Auf der Hole in the Rock Road fährt man nun 24 Meilen bis zu einem links der Strasse befindlichen Wasserbehälter (Cat Well). Kurz zuvor zweigt die ausgeschilderte Early Weed Bench Road nach Norden ab (Wegweiser: Early Weed Bench 6mi). Der Track wird nun um einiges rauher, und man benötigt schon zumindest ein Auto mit hoher Bodenfreiheit (HCV oder SUV). Mit einem "normalen" Miet-Pkw würde ich es nicht machen wollen (lass mich da aber gerne belehren *g*). Nach wenigen Metern muss man den Wash des Dry Fork Coyote Gulch queren, was nach Regenfällen durchaus Probleme bereiten könnte.

Übersichtskarte
Übersichtskarte

Nach viereinhalb ruppigen Meilen gabelt sich die Dirt Road. Hier folgt man dem Hauptweg nach rechts (siehe Kartenausschnitt ). Nach einer weiteren knappen Meile erkennt man links der Strasse mehrere Parkmöglichkeiten. Here we are! Der Early Weed Bench Trailhead. Wenn man möchte kann man noch ein paar hundert Meter weiter bis zum Ende der Dirt Road fahren, allerdings wird man dabei selbst mit einem 4WD mächtig durchgeschüttelt.

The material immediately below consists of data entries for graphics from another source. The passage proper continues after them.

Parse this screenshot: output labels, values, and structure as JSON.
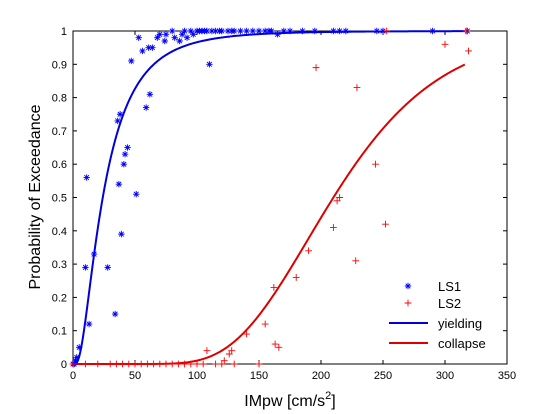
{
  "chart_data": {
    "type": "scatter",
    "title": "",
    "xlabel": "IMpw [cm/s",
    "xlabel_sup": "2",
    "xlabel_end": "]",
    "ylabel": "Probability of Exceedance",
    "xlim": [
      0,
      350
    ],
    "ylim": [
      0,
      1
    ],
    "xticks": [
      "0",
      "50",
      "100",
      "150",
      "200",
      "250",
      "300",
      "350"
    ],
    "yticks": [
      "0",
      "0.1",
      "0.2",
      "0.3",
      "0.4",
      "0.5",
      "0.6",
      "0.7",
      "0.8",
      "0.9",
      "1"
    ],
    "grid": false,
    "legend_position": "bottom-right",
    "series": [
      {
        "name": "LS1",
        "kind": "scatter",
        "marker": "asterisk",
        "color": "#0000ff",
        "points": [
          [
            0,
            0
          ],
          [
            1,
            0
          ],
          [
            2,
            0.01
          ],
          [
            3,
            0.02
          ],
          [
            5,
            0.05
          ],
          [
            10,
            0.29
          ],
          [
            11,
            0.56
          ],
          [
            13,
            0.12
          ],
          [
            17,
            0.33
          ],
          [
            28,
            0.29
          ],
          [
            34,
            0.15
          ],
          [
            36,
            0.73
          ],
          [
            37,
            0.54
          ],
          [
            38,
            0.75
          ],
          [
            39,
            0.39
          ],
          [
            41,
            0.6
          ],
          [
            42,
            0.63
          ],
          [
            44,
            0.65
          ],
          [
            47,
            0.91
          ],
          [
            51,
            0.51
          ],
          [
            53,
            0.98
          ],
          [
            56,
            0.94
          ],
          [
            59,
            0.77
          ],
          [
            61,
            0.95
          ],
          [
            62,
            0.81
          ],
          [
            64,
            0.95
          ],
          [
            68,
            0.98
          ],
          [
            70,
            0.99
          ],
          [
            74,
            0.97
          ],
          [
            75,
            0.99
          ],
          [
            80,
            1
          ],
          [
            82,
            0.98
          ],
          [
            86,
            0.97
          ],
          [
            88,
            0.99
          ],
          [
            90,
            1
          ],
          [
            92,
            0.98
          ],
          [
            95,
            1
          ],
          [
            97,
            0.99
          ],
          [
            100,
            1
          ],
          [
            102,
            1
          ],
          [
            104,
            1
          ],
          [
            106,
            1
          ],
          [
            108,
            1
          ],
          [
            110,
            0.9
          ],
          [
            112,
            1
          ],
          [
            115,
            1
          ],
          [
            118,
            1
          ],
          [
            120,
            1
          ],
          [
            125,
            1
          ],
          [
            128,
            1
          ],
          [
            130,
            1
          ],
          [
            135,
            1
          ],
          [
            140,
            1
          ],
          [
            145,
            1
          ],
          [
            150,
            1
          ],
          [
            155,
            1
          ],
          [
            158,
            1
          ],
          [
            160,
            1
          ],
          [
            165,
            0.99
          ],
          [
            170,
            1
          ],
          [
            175,
            1
          ],
          [
            185,
            1
          ],
          [
            195,
            1
          ],
          [
            210,
            1
          ],
          [
            215,
            1
          ],
          [
            220,
            1
          ],
          [
            245,
            1
          ],
          [
            250,
            1
          ],
          [
            290,
            1
          ],
          [
            318,
            1
          ]
        ]
      },
      {
        "name": "LS2",
        "kind": "scatter",
        "marker": "plus",
        "color": "#ff0000",
        "points": [
          [
            0,
            0
          ],
          [
            10,
            0
          ],
          [
            20,
            0
          ],
          [
            30,
            0
          ],
          [
            35,
            0
          ],
          [
            40,
            0
          ],
          [
            45,
            0
          ],
          [
            50,
            0
          ],
          [
            55,
            0
          ],
          [
            60,
            0
          ],
          [
            65,
            0
          ],
          [
            70,
            0
          ],
          [
            75,
            0
          ],
          [
            80,
            0
          ],
          [
            85,
            0
          ],
          [
            90,
            0
          ],
          [
            95,
            0
          ],
          [
            100,
            0
          ],
          [
            105,
            0
          ],
          [
            108,
            0.04
          ],
          [
            115,
            0
          ],
          [
            120,
            0
          ],
          [
            122,
            0.01
          ],
          [
            126,
            0.03
          ],
          [
            128,
            0.04
          ],
          [
            130,
            0
          ],
          [
            140,
            0.09
          ],
          [
            150,
            0
          ],
          [
            155,
            0.12
          ],
          [
            162,
            0.23
          ],
          [
            163,
            0.06
          ],
          [
            166,
            0.05
          ],
          [
            180,
            0.26
          ],
          [
            190,
            0.34
          ],
          [
            196,
            0.89
          ],
          [
            210,
            0.41
          ],
          [
            213,
            0.49
          ],
          [
            215,
            0.5
          ],
          [
            228,
            0.31
          ],
          [
            229,
            0.83
          ],
          [
            244,
            0.6
          ],
          [
            252,
            0.42
          ],
          [
            253,
            1
          ],
          [
            300,
            0.96
          ],
          [
            317,
            1
          ],
          [
            319,
            0.94
          ]
        ]
      },
      {
        "name": "yielding",
        "kind": "line",
        "color": "#0000dd",
        "median": 24,
        "beta": 0.78
      },
      {
        "name": "collapse",
        "kind": "line",
        "color": "#dd0000",
        "median": 210,
        "beta": 0.32
      }
    ]
  }
}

Brimstone Area Einzelner Baum unweit des Brimstone Arch

Der vielerorts sandige Trail führt durch eine für die Gegend typische Felslandschaft. Trotzdem ist er nicht so anstrengend, wie man auf den ersten Blick meinen könnte. Dies liegt vorallem daran, daß man unterwegs kaum größere Höhenunterschiede bewältigen muss. Einzig der kurze Aufstieg zum Trailhead strengt - vorallem in der Gluthitze des Sommers - etwas an.
Der Pfad folgt einem alten Track, der heute noch von Pferden und Rindern (vierbeinigen! *g*) genutzt wird. Er ist zwar vielerorts erkennbar, aber man sollte sich nicht zu sehr darauf verlassen. Im Gegenteil: Die Route zum Brimstone ist orientierungsmäßig keine einfache Tour, da markante Wegpunkte nahezu gänzlich fehlen. Die Mitnahme eines Ausschnitts aus dem USGS 7.5' Kartenwerk im Maßstab 1:24.000 samt Kompass ist da natürlich Pflicht. Die Wanderroute samt Trailhead, wie auch ein Großteil der Early Weed Bench Road ist mit dem Kartenblatt O37 111 E2 ("Egypt") abgedeckt. Ein kostenloser Download ist z.B. über www.topowest.com möglich (siehe Hinweise unter Vorbereitung).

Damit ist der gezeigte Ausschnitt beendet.